RMS keeps track of its position within the current secondary index. The dfindi function call sets the current position to the record that was returned. Dfindni retrieves the next record in secondary key order. Any initial values placed in the user record before calling dfindni are ignored. If there is another record in secondary key order, it is returned in the user record and dfindni returns the number of the retrieved record. Dfindni returns -1 when the end of the index is reached. The following example shows how to call dfindni:

/* select first secondary index */

dseti (1, sub);

/* print subscribers with name starting with 'J' */

strncpy (subbuf.name, "J",

sizeof (subbuf.name));

for (recno = dfindi (&subbuf, sub);

recno > 0L;

recno = dfindni (&subbuf, sub) > 0) {

if (*subbuf.name != 'J')

break; /* end of J's */

puts (subbuf.name);

}

You can also read the entire data file in secondary key order. Dfindfi retrieves the first record in secondary key order into the user record. Any initial values placed in the user record before calling dfindfi are ignored. Dfindfi returns -1 if there are no records in the RMSfile. Dfindfi also sets the current position in the secondary index. Dfindni can be called after dfindfi to retrieve subsequent records in secondary key order. Dfindni returns -1 when all records have been read. The following example show how to call dfindfi:

/* print subscribers sorted by name */

dseti (1, sub);

for (recno = dfindfi (&subbuf, sub);

recno > 0L;

recno = dfindni (&subbuf, sub)) {

puts (subbuf.name);

}

Once an index position has been established (by using one of the dfindi functions) dfindpi(C-3) reads the record previous to the current record in index order. When the beginning of the index is reached, dfindpi returns -1. The counterpart of dfindfi is dfindli(C-3). This function reads the last record stored in the index. The following example illustrates how to call both dfindli and dfindpi:

/* print subscribers reverse sorted by name */

dseti (1, sub);

for (recno = dfindli (&subbuf, sub);

recno > 0L;

recno = dfindpi (&subbuf, sub)) {

puts (subbuf.name);

}

The last indexing function to discuss has several different applications. The function allows a program to make RMS establish its internal pointers as though it had just read a given record. A sample call to this function is:

recno = dsetpos (recwanted, index, file);

Dsetpos(C-3) is passed three arguments: the number of the record to use for positioning, the secondary index number to be used later, and an open file pointer returned by dlopen(C-3) or dopen(C-3). Record numbers are returned by all of the find functions, dinsert(C-3), and dupdate(C-3). The index number is identical to what you pass to dseti(C-3).

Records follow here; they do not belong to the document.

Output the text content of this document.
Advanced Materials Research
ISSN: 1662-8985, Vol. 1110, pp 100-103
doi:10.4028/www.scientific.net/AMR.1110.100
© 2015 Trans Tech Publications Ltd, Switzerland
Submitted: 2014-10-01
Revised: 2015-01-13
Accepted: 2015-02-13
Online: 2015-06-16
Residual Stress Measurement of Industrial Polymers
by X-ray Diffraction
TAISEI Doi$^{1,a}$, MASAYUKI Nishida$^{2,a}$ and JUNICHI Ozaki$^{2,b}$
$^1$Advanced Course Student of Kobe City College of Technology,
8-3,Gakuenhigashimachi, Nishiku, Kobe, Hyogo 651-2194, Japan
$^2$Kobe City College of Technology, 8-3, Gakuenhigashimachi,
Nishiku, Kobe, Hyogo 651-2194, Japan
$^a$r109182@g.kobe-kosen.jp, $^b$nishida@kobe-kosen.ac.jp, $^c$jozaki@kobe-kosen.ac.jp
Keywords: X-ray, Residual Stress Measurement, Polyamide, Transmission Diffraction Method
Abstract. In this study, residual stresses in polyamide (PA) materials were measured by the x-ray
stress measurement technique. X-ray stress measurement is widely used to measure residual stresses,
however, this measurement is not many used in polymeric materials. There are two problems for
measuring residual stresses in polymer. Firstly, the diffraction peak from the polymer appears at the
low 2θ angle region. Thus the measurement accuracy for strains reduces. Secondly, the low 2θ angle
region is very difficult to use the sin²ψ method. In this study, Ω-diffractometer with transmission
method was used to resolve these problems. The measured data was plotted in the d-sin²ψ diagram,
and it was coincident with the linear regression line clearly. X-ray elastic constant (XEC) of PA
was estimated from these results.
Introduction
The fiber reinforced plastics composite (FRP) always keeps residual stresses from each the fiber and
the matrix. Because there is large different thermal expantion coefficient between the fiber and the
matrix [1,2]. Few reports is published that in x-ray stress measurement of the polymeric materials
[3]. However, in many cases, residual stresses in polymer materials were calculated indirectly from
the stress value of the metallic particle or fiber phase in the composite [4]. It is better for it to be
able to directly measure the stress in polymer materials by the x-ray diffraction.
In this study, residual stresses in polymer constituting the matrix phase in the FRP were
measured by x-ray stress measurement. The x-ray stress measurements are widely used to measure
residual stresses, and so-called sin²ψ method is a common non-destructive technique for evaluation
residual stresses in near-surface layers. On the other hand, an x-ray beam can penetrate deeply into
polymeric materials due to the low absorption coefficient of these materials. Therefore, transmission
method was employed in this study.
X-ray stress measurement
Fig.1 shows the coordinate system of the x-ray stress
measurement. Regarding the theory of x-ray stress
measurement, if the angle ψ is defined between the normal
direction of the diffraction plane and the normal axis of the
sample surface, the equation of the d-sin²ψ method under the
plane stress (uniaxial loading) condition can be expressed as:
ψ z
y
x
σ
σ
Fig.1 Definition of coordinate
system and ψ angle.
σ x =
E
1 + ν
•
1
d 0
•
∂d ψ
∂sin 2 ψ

This function has use in interactive, table type programs where the user can scroll forwards and backwards through the file as shown in the following example:

#include <stdio.h>

#include <cbase/dirio.h>

#include <cbase/dtypes.h>

#include <cbase/escape.h>

#include "script.h"

/* maximum of 24 lines displayed on screen */

#define SCRZ 24

/* record images of what's on screen */

ScriptRec *sbufs[SCRZ];

/* record numbers of records on screen */

rno_t srecs[SCRZ];

/* number of records on screen */

int snum;

/* current row number */

int srow;

main()

{

rno_t recno;

register int key;

script = dlopen ("script", "r");

drlist (scriptlist, script);

dseti (1, script);

if (ttyinit() < 0)

exit (1);

escape (CLEARALL);

read_first();

while (1) {

escape (MOVCUR, srow+1, 1);

key = getkey();

if (key == 'Q' || key == 'q')

break;

switch (key) {

case CURUP:

if (srow == 0)

mov_up();

else

srow;

break;

case CURDOWN:

if (srow == snum-1)

mov_dn();

else

++srow;

break;

default:

break;

}

}

quit (0);

}

quit (n)

{

escape (MOVCUR, 24, 1);

ttyrestore();

dclose (script);

exit (n);

}

ScriptRec *

getbuf()

{

char *s, *malloc();

if ((s = malloc (sizeof (ScriptRec))) == NULL) {

fputs ("out of memory\r\n", stdout);

quit (2);

}

movb (s, &scriptbuf, sizeof (scriptbuf));

return (ScriptRec*) s;

}

freebuf (s)

ScriptRec *s;

{

free ((char *) s);

}

showbuf()

{

register int i;

escape (CLEARALL);

for (i=0; i<snum; ++i) {

escape (MOVCUR, i+1, 1);

print (sbufs[i]);

}

}

/* read first screen full into memory */

read_first()

{

rno_t recno;

srow = 0;

snum = 0;

for (recno = dfindfi (&scriptbuf, script);

recno > 0;

recno = dfindni (&scriptbuf, script)) {

sbufs[snum] = getbuf();

srecs[snum] = recno;

++snum;

escape (MOVCUR, snum, 1);

print (&scriptbuf);

if (snum == SCRZ)

break;

}

}

mov_up()

{

register int i;

rno_t recno;

if (snum <= 0)

return;

/* try to read previous record */

if (dsetpos (srecs[0], 1, script) < 0)

quit (3);

if ((recno = dfindpi (&scriptbuf, script)) < 0)

return;

/* shift screen information down */

freebuf (sbufs[snum-1]);

for (i=snum-1; i>0; i) {

srecs[i] = srecs[i-1];

sbufs[i] = sbufs[i-1];

}

/* set up new line information */

sbufs[0] = getbuf();

srecs[0] = recno;

/* update display */

escape (MOVCUR, 1, 1);

if (escape (ROLLDOWN) < 0)

showbuf();

else

print (&scriptbuf);

}

mov_dn()

{

register int i;

rno_t recno;

if (snum <= 0)

return;

/* try to read next record */

if (dsetpos (srecs[snum-1], 1, script) < 0)

quit (4);

if ((recno = dfindni (&scriptbuf, script)) < 0)

return;

/* shift screen information up */

freebuf (sbufs[0]);

for (i=0; i<snum-1; ++i) {

srecs[i] = srecs[i+1];

sbufs[i] = sbufs[i+1];

}

/* set up new line information */

sbufs[snum-1] = getbuf();

srecs[snum-1] = recno;

/* update display */

escape (MOVCUR, 24, 1);

if (escape (ROLLUP) < 0)

showbuf();

else

print (&scriptbuf);

}

print (crec)

ScriptRec *crec;

{

printf ("%-12s%-10s%10s%6d",

crec->subscriber,

crec->magazine,

datetoa (crec->started),

crec->issues);

}

Another use of this function requires a special record number to be passed. When dsetpos is passed a record number of zero (0), the current record is assumed. This feature can be used to locate a record by key or index value, and then switch to another index to start reading from the current record in either direction.